Tanvi Desai, a 25-year-old resident of Borivali, who was protesting against Hathras gang rape admitted she was ignorant earlier when it came to caste based violence but, she can’t do that anymore. She was fuming with anger, along with a sense of responsibility to put an end to injustice against women and minorities in India. “We need to give it a platform. It is also for our future generations like my two-year-old niece to make our country safe for women,” she said. Wary of the media and their little no attention to social causes, Tanvi doesn’t want the incident to get buried in baseless news.
Tanvi was among 50-odd residents who came out to protest the Hathras rape, murder and police brutality at Chaitya Bhoom in Dadar, a Buddhist shrine which is the resting place of B. R. Ambedkar, Dalit leader and architect of the Indian Constitution.
Chants of ‘Azadi’ from discrimination, rape, injustice rhymed in the air with protestors of all ages. At 8:30PM on Wednesday, a candlelight protest and discrimination saw Mumbikars coming out in solidarity for the young woman on short notice.
On September 14, a 19-year-old Dalit woman was allegedly gang raped and grieveously in jured by four upper caste men in Hathras, a district in Uttar Pradesh.
The victim finally succumbed to her injuries on September 28 in Safdarjung Hospital, New Delhi. The police cremated her body in the middle of the night on September 29, without the consent of family members.
“She was raped once and then the state tried to rape the victim by its brutality and injustice again. This is horrifying. How they have treated the victim, the family, and the murder just depicts the alarming state of lawlessness in the state,” said Fahad Ahmed, a senior researcher and one of the organizers of the protest said.
Fahad tweeted about the incident and immediately his friends responded to say they should protest in solidarity with the victim and her family. “We quickly informed everybody through social media and people showed up,” he added.
The police surrounded the area, but the protests were peaceful even as the atmosphere was filled with anger, passion, and determination for justice for the 19-year-old Dalit woman and her family. “We couldn’t stop ourselves even in the lockdown. We thought it was an attack on the constitution, but it is also an attack on the nation’s soul,” said Guddi, a member of nonprofit organization Yuvak Biradari in Mumbai. She felt that if such incidents continued to occur, a majority of Indians would come out to protest. “Why is the government silent on this?” she asked. “It is already 16 days and the government had enough time to answer why such an atrocity happened, but it is still silent. We want answers.”
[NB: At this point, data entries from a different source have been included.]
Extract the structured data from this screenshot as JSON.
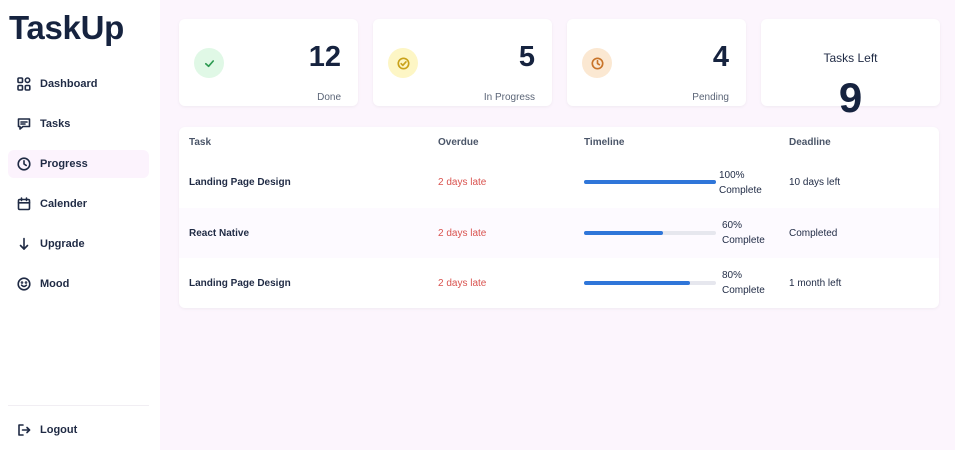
{
  "app": {
    "name": "TaskUp"
  },
  "sidebar": {
    "items": [
      {
        "label": "Dashboard",
        "icon": "dashboard-icon",
        "active": false
      },
      {
        "label": "Tasks",
        "icon": "chat-icon",
        "active": false
      },
      {
        "label": "Progress",
        "icon": "clock-icon",
        "active": true
      },
      {
        "label": "Calender",
        "icon": "calendar-icon",
        "active": false
      },
      {
        "label": "Upgrade",
        "icon": "arrow-down-icon",
        "active": false
      },
      {
        "label": "Mood",
        "icon": "smile-icon",
        "active": false
      }
    ],
    "logout": {
      "label": "Logout",
      "icon": "logout-icon"
    }
  },
  "stats": [
    {
      "value": "12",
      "label": "Done",
      "icon": "check-icon",
      "bg": "#e0f8e6",
      "color": "#2e9b52"
    },
    {
      "value": "5",
      "label": "In Progress",
      "icon": "check-circle-icon",
      "bg": "#fdf6c5",
      "color": "#c9a21a"
    },
    {
      "value": "4",
      "label": "Pending",
      "icon": "clock-icon",
      "bg": "#fbe8d2",
      "color": "#c8742a"
    }
  ],
  "tasks_left": {
    "label": "Tasks Left",
    "value": "9"
  },
  "table": {
    "headers": {
      "task": "Task",
      "overdue": "Overdue",
      "timeline": "Timeline",
      "deadline": "Deadline"
    },
    "rows": [
      {
        "task": "Landing Page Design",
        "overdue": "2 days late",
        "progress": 100,
        "pct": "100%",
        "status": "Complete",
        "deadline": "10 days left"
      },
      {
        "task": "React Native",
        "overdue": "2 days late",
        "progress": 60,
        "pct": "60%",
        "status": "Complete",
        "deadline": "Completed"
      },
      {
        "task": "Landing Page Design",
        "overdue": "2 days late",
        "progress": 80,
        "pct": "80%",
        "status": "Complete",
        "deadline": "1 month left"
      }
    ]
  },
  "colors": {
    "accent": "#2f76d9",
    "overdue": "#d9534f",
    "background": "#fcf5fd"
  }
}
Members of Forum Against Oppression of Women, a collective feminist group formed in 1980s, participated in the protes. A 67-year-old member of the group, Sandhya Gokhale, spoke from experience. She told Citizen Matters that as resistance grows, there will be more violence by the state.
Describing the sad affairs of lawlessness in the country, Gokhale said, “We have no alternative left except to protest. Judiciary has failed us, the government has failed us. Victims are treated like criminals. In a gang rape case of a 22-year-old woman in Bihar, the victim and two social workers were sent to jail. They had to go to the Supreme Court to get bail. This is criminal. Our justice system has collapsed.”
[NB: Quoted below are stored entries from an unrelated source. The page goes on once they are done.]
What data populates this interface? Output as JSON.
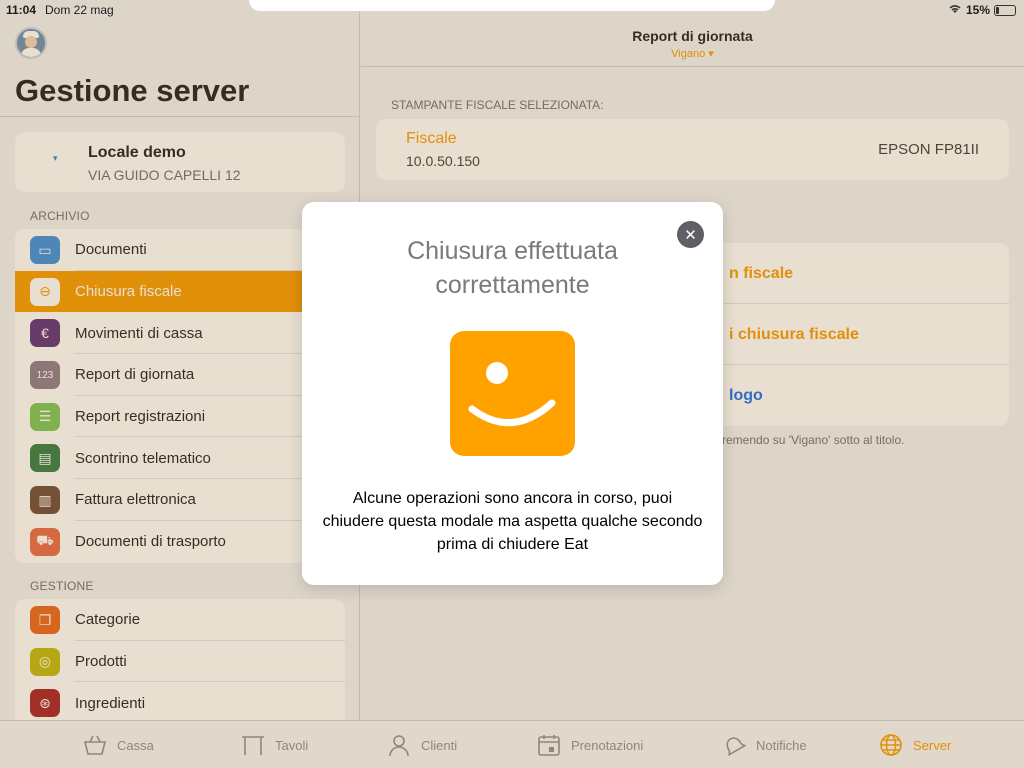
{
  "status_bar": {
    "time": "11:04",
    "date": "Dom 22 mag",
    "battery": "15%",
    "battery_level": 0.15
  },
  "sidebar": {
    "title": "Gestione server",
    "locale": {
      "name": "Locale demo",
      "address": "VIA GUIDO CAPELLI 12"
    },
    "sections": [
      {
        "label": "ARCHIVIO",
        "items": [
          {
            "label": "Documenti",
            "icon": "folder-icon",
            "color": "#3b8ee0"
          },
          {
            "label": "Chiusura fiscale",
            "icon": "circle-minus-icon",
            "color": "#f59a00",
            "selected": true
          },
          {
            "label": "Movimenti di cassa",
            "icon": "euro-icon",
            "color": "#5b2f7a"
          },
          {
            "label": "Report di giornata",
            "icon": "numbers-icon",
            "color": "#8a7a8c"
          },
          {
            "label": "Report registrazioni",
            "icon": "list-icon",
            "color": "#7cc45a"
          },
          {
            "label": "Scontrino telematico",
            "icon": "receipt-icon",
            "color": "#2f7a46"
          },
          {
            "label": "Fattura elettronica",
            "icon": "invoice-icon",
            "color": "#6b4a3a",
            "badge": true
          },
          {
            "label": "Documenti di trasporto",
            "icon": "truck-icon",
            "color": "#e8674a"
          }
        ]
      },
      {
        "label": "GESTIONE",
        "items": [
          {
            "label": "Categorie",
            "icon": "stack-icon",
            "color": "#e8651a"
          },
          {
            "label": "Prodotti",
            "icon": "product-icon",
            "color": "#c2b810"
          },
          {
            "label": "Ingredienti",
            "icon": "ingredients-icon",
            "color": "#a61f2a"
          }
        ]
      }
    ]
  },
  "main": {
    "nav_title": "Report di giornata",
    "nav_subtitle": "Vigano ▾",
    "printer_label": "STAMPANTE FISCALE SELEZIONATA:",
    "printer": {
      "name": "Fiscale",
      "ip": "10.0.50.150",
      "model": "EPSON FP81II"
    },
    "actions": [
      {
        "label": "n fiscale",
        "color": "orange"
      },
      {
        "label": "i chiusura fiscale",
        "color": "orange"
      },
      {
        "label": "logo",
        "color": "blue"
      }
    ],
    "hint": "remendo su 'Vigano' sotto al titolo."
  },
  "tabbar": {
    "tabs": [
      {
        "label": "Cassa",
        "icon": "basket-icon"
      },
      {
        "label": "Tavoli",
        "icon": "table-icon"
      },
      {
        "label": "Clienti",
        "icon": "person-icon"
      },
      {
        "label": "Prenotazioni",
        "icon": "calendar-icon"
      },
      {
        "label": "Notifiche",
        "icon": "bell-icon"
      },
      {
        "label": "Server",
        "icon": "globe-icon",
        "active": true
      }
    ]
  },
  "modal": {
    "title": "Chiusura effettuata correttamente",
    "message": "Alcune operazioni sono ancora in corso, puoi chiudere questa modale ma aspetta qualche secondo prima di chiudere Eat",
    "close_icon": "close-icon",
    "logo_color": "#ffa200"
  }
}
The protest saw the youth in significant numbers with the youngest member being a 17-year-old Dalit student. “I have faced discrimination because of caste. I was recently slapped and was spit on by people of the upper caste in public. It is important for me to join the protest and show solidarity,” the student said.
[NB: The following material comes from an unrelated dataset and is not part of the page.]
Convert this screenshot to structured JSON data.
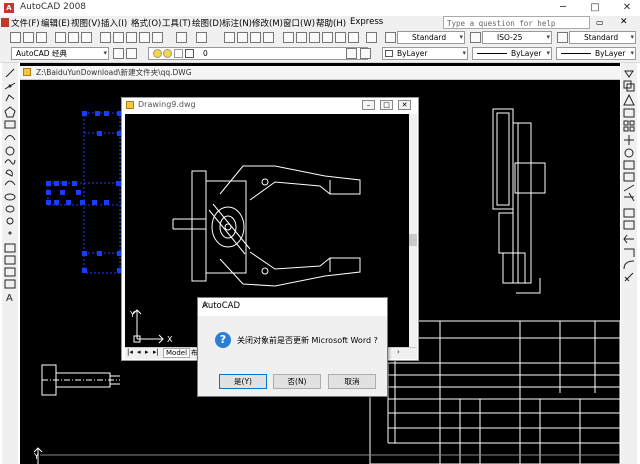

“I have been reading a lot about atrocities on Dalit that happens till now in our country. Change can only happen when the caste system is eradicated,” said Neeraj Athawala, a student of 12th standard, who commuted from a distant Thane to join the protest.
Aamir Kashi, an MA student at Mumbai University, believes it is high time to speak out against the violence. “When I came to know about the case, I was shocked. I thought after Nirbhaya, it would be better for women. But, it is still the same. How many such incidents are needed in order to change our attitudes towards minorities and women? It’s the 21st century and caste-based violence is still prominent. It is shameful.”
A freelance writer, Ankita, who resides in Borivali, said that it was anger that brought her to the protest. “It’s not the first time such a cruel incident has happened. There is lot of anger and frustration especially in regard to caste based discrimination. People choose not to recognise it but it can’t be ignored anymore.There is no law and order, not just in Uttar Pradesh but across the country.”
As the protest came to an end after one and half an hours, people felt there was a need to bring about a mindset change. “We do have strict laws, sufficient police force, judicial system all in place. It is the lack of willingness to implement such laws correctly that is leading to such hate crimes. Rape is being used to assert dominance over women and lower caste people. This is happening because of our mentality which needs to change to stop such crimes from happening in future,” said a 42-year-old former police person said.